Three trends drove the property catastrophe renewals:
- Excess capital leading to a surplus of capacity both from traditional and insurance-linked securities (ILS) markets.
- Stabilisation of 2017 natural catastrophe loss estimates, which typically remain below initial projections, and often retained net by larger insurers.
- Benign loss activity so far during 2018.
Together these three factors are driving the emergence of a ‘new normal’ in property cat reinsurance pricing, and carriers have begun to react. Some have cut costs while others are actively reviewing the profitability of every piece of business on their books; and responded accordingly.

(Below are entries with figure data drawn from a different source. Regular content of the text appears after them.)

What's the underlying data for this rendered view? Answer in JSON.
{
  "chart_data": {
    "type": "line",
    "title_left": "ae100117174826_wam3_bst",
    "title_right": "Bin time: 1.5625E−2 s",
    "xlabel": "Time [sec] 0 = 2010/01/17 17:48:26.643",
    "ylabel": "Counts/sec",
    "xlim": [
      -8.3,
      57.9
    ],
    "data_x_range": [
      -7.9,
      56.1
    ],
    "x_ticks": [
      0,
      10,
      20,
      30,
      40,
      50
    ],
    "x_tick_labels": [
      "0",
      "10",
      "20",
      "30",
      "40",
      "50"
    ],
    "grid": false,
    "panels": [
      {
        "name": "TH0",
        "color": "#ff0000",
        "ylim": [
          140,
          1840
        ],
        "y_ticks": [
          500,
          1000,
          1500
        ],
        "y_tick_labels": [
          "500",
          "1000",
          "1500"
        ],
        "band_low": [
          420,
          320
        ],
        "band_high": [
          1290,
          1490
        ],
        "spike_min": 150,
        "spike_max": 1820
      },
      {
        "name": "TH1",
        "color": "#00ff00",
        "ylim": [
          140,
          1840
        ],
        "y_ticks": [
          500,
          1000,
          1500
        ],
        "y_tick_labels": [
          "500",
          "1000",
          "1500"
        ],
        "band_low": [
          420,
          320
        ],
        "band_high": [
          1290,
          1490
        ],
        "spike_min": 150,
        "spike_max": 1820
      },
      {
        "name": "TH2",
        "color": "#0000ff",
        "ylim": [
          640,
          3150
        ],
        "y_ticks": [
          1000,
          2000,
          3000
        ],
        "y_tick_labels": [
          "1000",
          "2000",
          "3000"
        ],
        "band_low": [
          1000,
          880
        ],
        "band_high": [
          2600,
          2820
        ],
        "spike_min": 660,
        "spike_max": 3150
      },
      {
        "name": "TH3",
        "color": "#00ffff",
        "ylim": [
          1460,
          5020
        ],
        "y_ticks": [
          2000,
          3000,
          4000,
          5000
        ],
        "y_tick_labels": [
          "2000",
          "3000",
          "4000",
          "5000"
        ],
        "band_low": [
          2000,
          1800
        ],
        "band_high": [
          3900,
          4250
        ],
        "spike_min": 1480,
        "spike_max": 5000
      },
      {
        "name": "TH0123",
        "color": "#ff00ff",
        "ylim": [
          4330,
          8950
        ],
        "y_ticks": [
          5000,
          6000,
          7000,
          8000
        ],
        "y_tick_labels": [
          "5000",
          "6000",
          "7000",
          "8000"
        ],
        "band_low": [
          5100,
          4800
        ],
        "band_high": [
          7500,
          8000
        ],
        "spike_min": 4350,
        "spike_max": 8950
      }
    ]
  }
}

This approach will ultimately prove beneficial, as it promotes the discipline that ensures buyers receive long-term, stable support from financially secure counterparties, but it may yet result in challenges for some businesses. For example, with reinsurers’ emphasis shifting from top-line growth to pure underwriting profitability and control, some carriers may reconsider their MGA strategy, endangering some cover-holder relationships. The new pricing normal is likely also to impact M&A, as acquirers exercise greater caution and sellers adjust their pricing expectations.
James Kent, Global CEO of Willis Re, said: “Traditional risk carriers face an intense imperative to respond to the new normal with an adjusted business model. Proactive carriers are applying far greater rigor to ensure the profitability of every line of business they accept. The diversity and top-line contribution of marginal lines no longer makes them acceptable if they cannot earn an adequate return.”